Most of the abovementioned formulae suggest Ringer's lactate, which is very similar (but not identical) to Hartmanns solution found in Australian hospitals. In brief, Ringer's has the same ingredients by in a slightly lower concentration: the osmolality of Ringers is 273 mOsm/kg, whereas Hartmanns is 279 mOsm/kg. The difference is trivial and the fluids can be used interchangeably.
The use of balanced crystalloid seems sensible in this context. The fluid lost by burns patients is similar in its concentration to the extracellular fluid, and it would make sense to replace it with something like Plasmalyte or Hartmanns. Generally speaking, the authors all recommend against saline, given the adverse effects of hyperchloremic acidosis. A retrospective case control study by Walker et al (2001) were able to demonstrate a significant difference in acid-base balance, strongly favouring the balanced solutions.

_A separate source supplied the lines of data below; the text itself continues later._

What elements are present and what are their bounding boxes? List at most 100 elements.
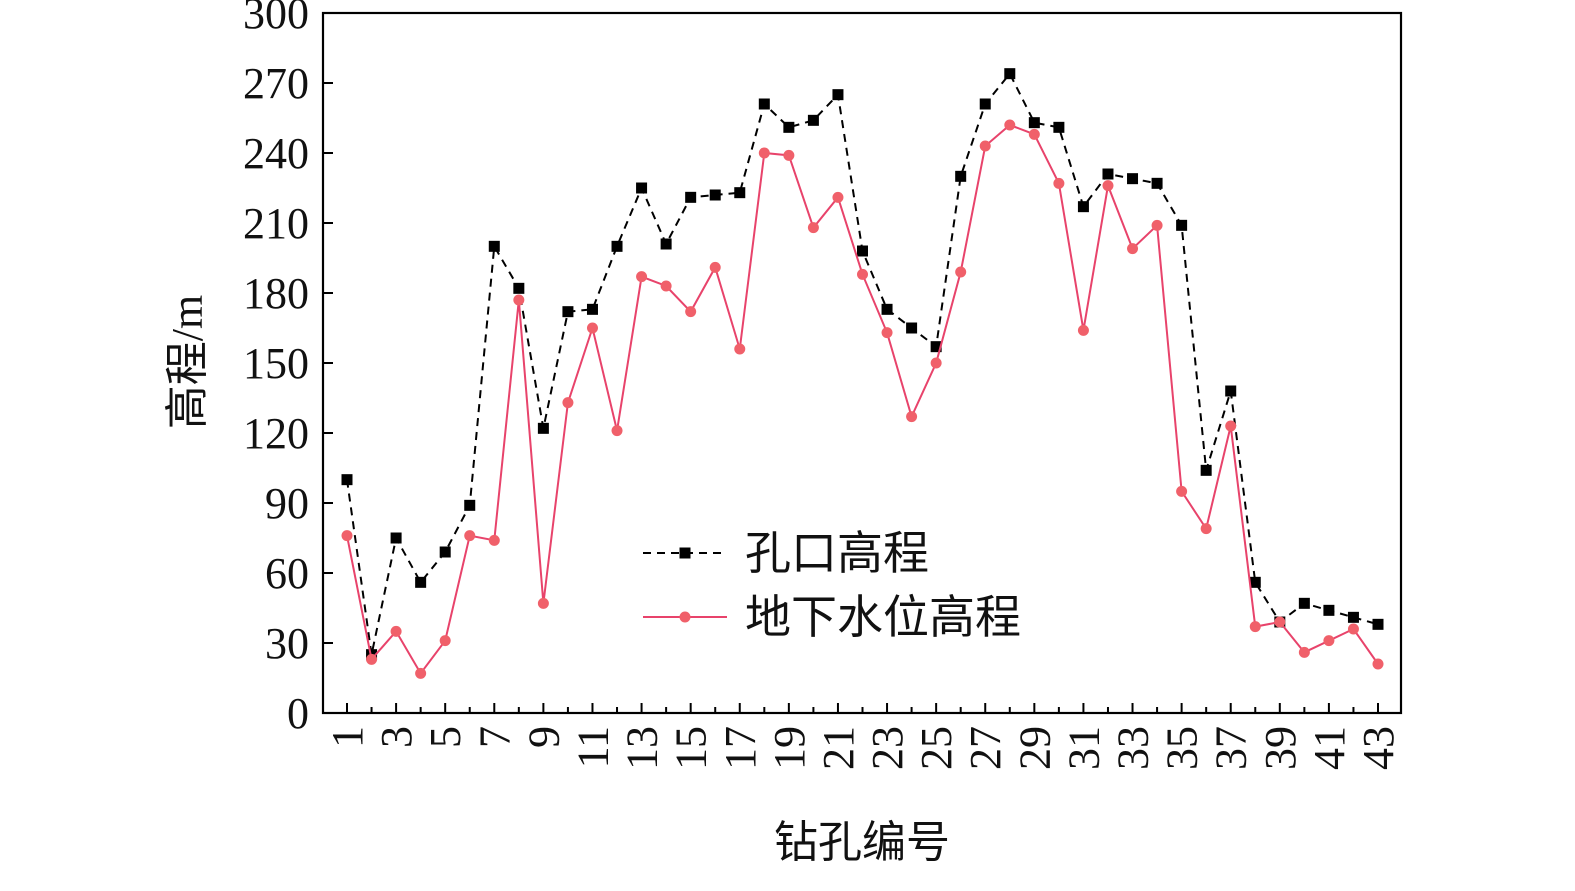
series-1 <box>341 68 1384 661</box>
data-point <box>1028 128 1040 140</box>
data-point <box>513 294 525 306</box>
data-point <box>1176 485 1188 497</box>
y-tick-label: 210 <box>243 199 309 248</box>
data-point <box>832 89 844 101</box>
data-point <box>1151 219 1163 231</box>
data-point <box>955 170 967 182</box>
y-tick-label: 30 <box>265 619 309 668</box>
y-tick-label: 180 <box>243 269 309 318</box>
x-tick-label: 41 <box>1305 726 1354 770</box>
x-tick-label: 9 <box>519 726 568 748</box>
y-tick-label: 90 <box>265 479 309 528</box>
y-tick-label: 60 <box>265 549 309 598</box>
data-point <box>1323 604 1335 616</box>
y-axis-label: 高程/m <box>163 295 212 429</box>
y-tick-label: 270 <box>243 59 309 108</box>
data-point <box>832 191 844 203</box>
data-point <box>660 280 672 292</box>
data-point <box>1077 324 1089 336</box>
y-tick-label: 120 <box>243 409 309 458</box>
x-tick-label: 17 <box>716 726 765 770</box>
data-point <box>488 240 500 252</box>
x-tick-label: 37 <box>1207 726 1256 770</box>
data-point <box>1372 658 1384 670</box>
data-point <box>488 534 500 546</box>
data-point <box>636 271 648 283</box>
legend-label: 孔口高程 <box>745 528 929 579</box>
series-layer <box>341 68 1384 679</box>
data-point <box>415 576 427 588</box>
data-point <box>906 322 918 334</box>
data-point <box>562 397 574 409</box>
data-point <box>881 327 893 339</box>
data-point <box>857 245 868 257</box>
x-tick-label: 35 <box>1158 726 1207 770</box>
data-point <box>366 653 378 665</box>
data-point <box>1200 523 1212 535</box>
data-point <box>1298 646 1310 658</box>
data-point <box>1323 635 1335 647</box>
data-point <box>857 268 868 280</box>
data-point <box>1225 385 1237 397</box>
x-tick-label: 43 <box>1354 726 1403 770</box>
data-point <box>660 238 672 250</box>
legend-marker <box>679 547 691 559</box>
data-point <box>464 499 476 511</box>
data-point <box>1249 621 1261 633</box>
x-tick-label: 19 <box>765 726 814 770</box>
data-point <box>1372 618 1384 630</box>
data-point <box>1225 420 1237 432</box>
data-point <box>636 182 648 194</box>
data-point <box>758 98 770 110</box>
data-point <box>415 667 427 679</box>
data-point <box>1347 623 1359 635</box>
series-2 <box>341 119 1384 679</box>
legend-marker <box>679 611 691 623</box>
legend-label: 地下水位高程 <box>745 592 1021 643</box>
y-axis: 0 30 60 90 120 150 180 210 240 270 300 <box>243 0 333 738</box>
data-point <box>1127 173 1139 185</box>
data-point <box>1053 121 1065 133</box>
x-tick-label: 3 <box>372 726 421 748</box>
x-tick-label: 11 <box>568 726 617 768</box>
x-tick-label: 33 <box>1109 726 1158 770</box>
data-point <box>464 530 476 542</box>
data-point <box>390 625 402 637</box>
data-point <box>1102 180 1114 192</box>
x-tick-label: 7 <box>470 726 519 748</box>
data-point <box>611 425 623 437</box>
data-point <box>1151 177 1163 189</box>
data-point <box>1028 117 1040 129</box>
data-point <box>1053 177 1065 189</box>
data-point <box>979 140 991 152</box>
data-point <box>930 357 942 369</box>
data-point <box>783 149 795 161</box>
data-point <box>955 266 967 278</box>
x-axis: 1 3 5 7 9 11 13 15 17 19 21 23 25 27 29 31 33 35 37 39 41 43 <box>323 703 1403 770</box>
x-tick-label: 23 <box>863 726 912 770</box>
data-point <box>562 306 574 318</box>
data-point <box>439 635 451 647</box>
data-point <box>734 343 746 355</box>
data-point <box>881 303 893 315</box>
data-point <box>1274 616 1286 628</box>
x-axis-label: 钻孔编号 <box>774 818 950 867</box>
data-point <box>513 282 525 294</box>
data-point <box>341 474 353 486</box>
data-point <box>709 189 721 201</box>
data-point <box>1102 168 1114 180</box>
data-point <box>586 322 598 334</box>
data-point <box>758 147 770 159</box>
data-point <box>783 121 795 133</box>
data-point <box>1004 119 1016 131</box>
y-tick-label: 0 <box>287 689 309 738</box>
data-point <box>439 546 451 558</box>
data-point <box>979 98 991 110</box>
y-tick-label: 240 <box>243 129 309 178</box>
data-point <box>807 222 819 234</box>
data-point <box>586 303 598 315</box>
data-point <box>341 530 353 542</box>
data-point <box>1004 68 1016 80</box>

The theory behind this is the reduction in total fluid requirements and improvement in tissue oedema. William Monafo (1971) was able to achieve haemodynamic goals with a smaller volume, using a solution with 250mmol/L of sodium. However, subsequently studies had revealed that there was no significant difference in total positive fluid balance at 48 hours, with or without hypertonic sodium lactate. Furthermore, Huang et al (1995) found the hypertonic solutions were associated with a fourfold increase in the risk of renal failure and a twofold increase in the risk of death. In their answer to Question 21 from the first paper of 2014, the college examiners remarked that "use of hypertonic saline does not provide better outcomes than isotonic saline".

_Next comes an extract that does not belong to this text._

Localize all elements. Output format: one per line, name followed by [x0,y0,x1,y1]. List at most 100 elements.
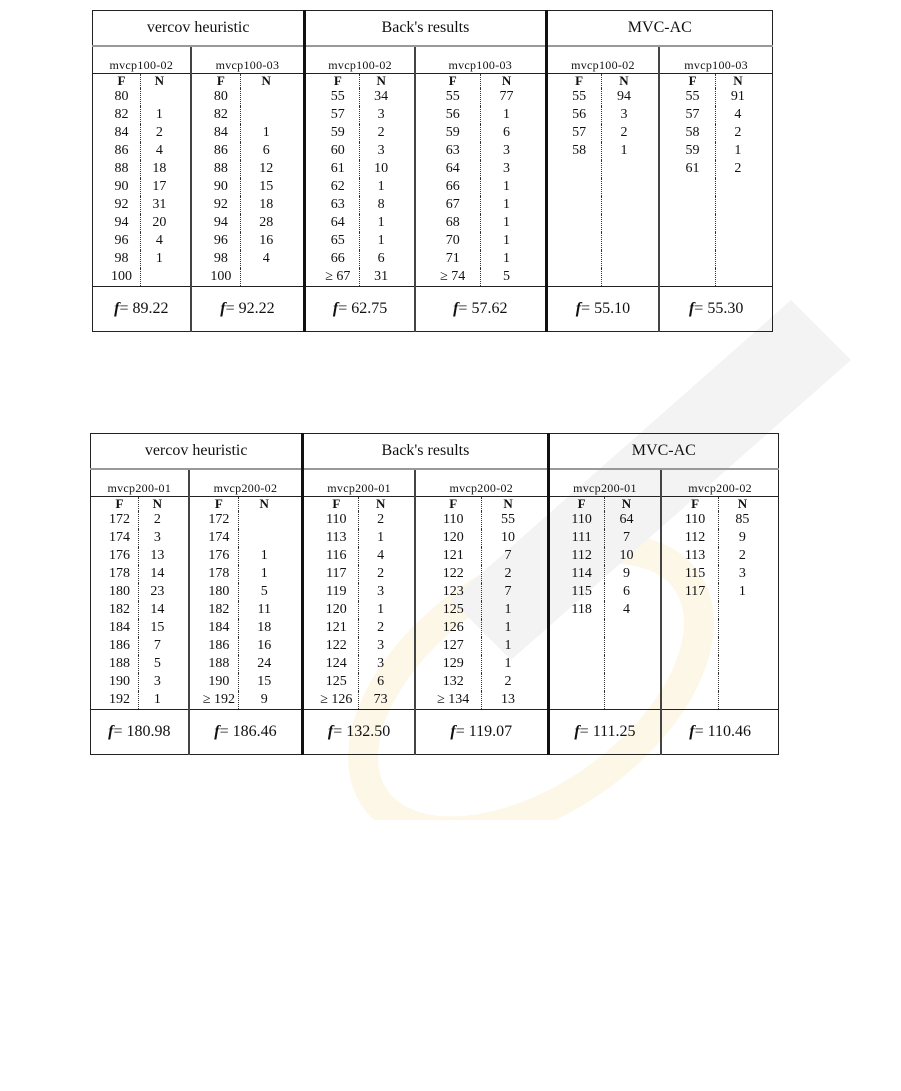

On the other hand, burns patients do tend to become hyponatremic. Do we treat this? This is still a topic of debate, and many authorities maintain an attachment to hypertonic resuscitation. For instance, the Alfred protocol calls for 3% saline to be given at 200-300ml/hr, with the goal of maintaining a serum sodium of 145-150mmol/L. That document is not referenced, but one might surmise that the Alfredians may be using saline for its immunomodulatory effect. Hypertonic saline is said to be anti-inflammatory; however, at this stage it has not been demonstrated in the severely burned rat model (Ye-Xiang et al, 2013).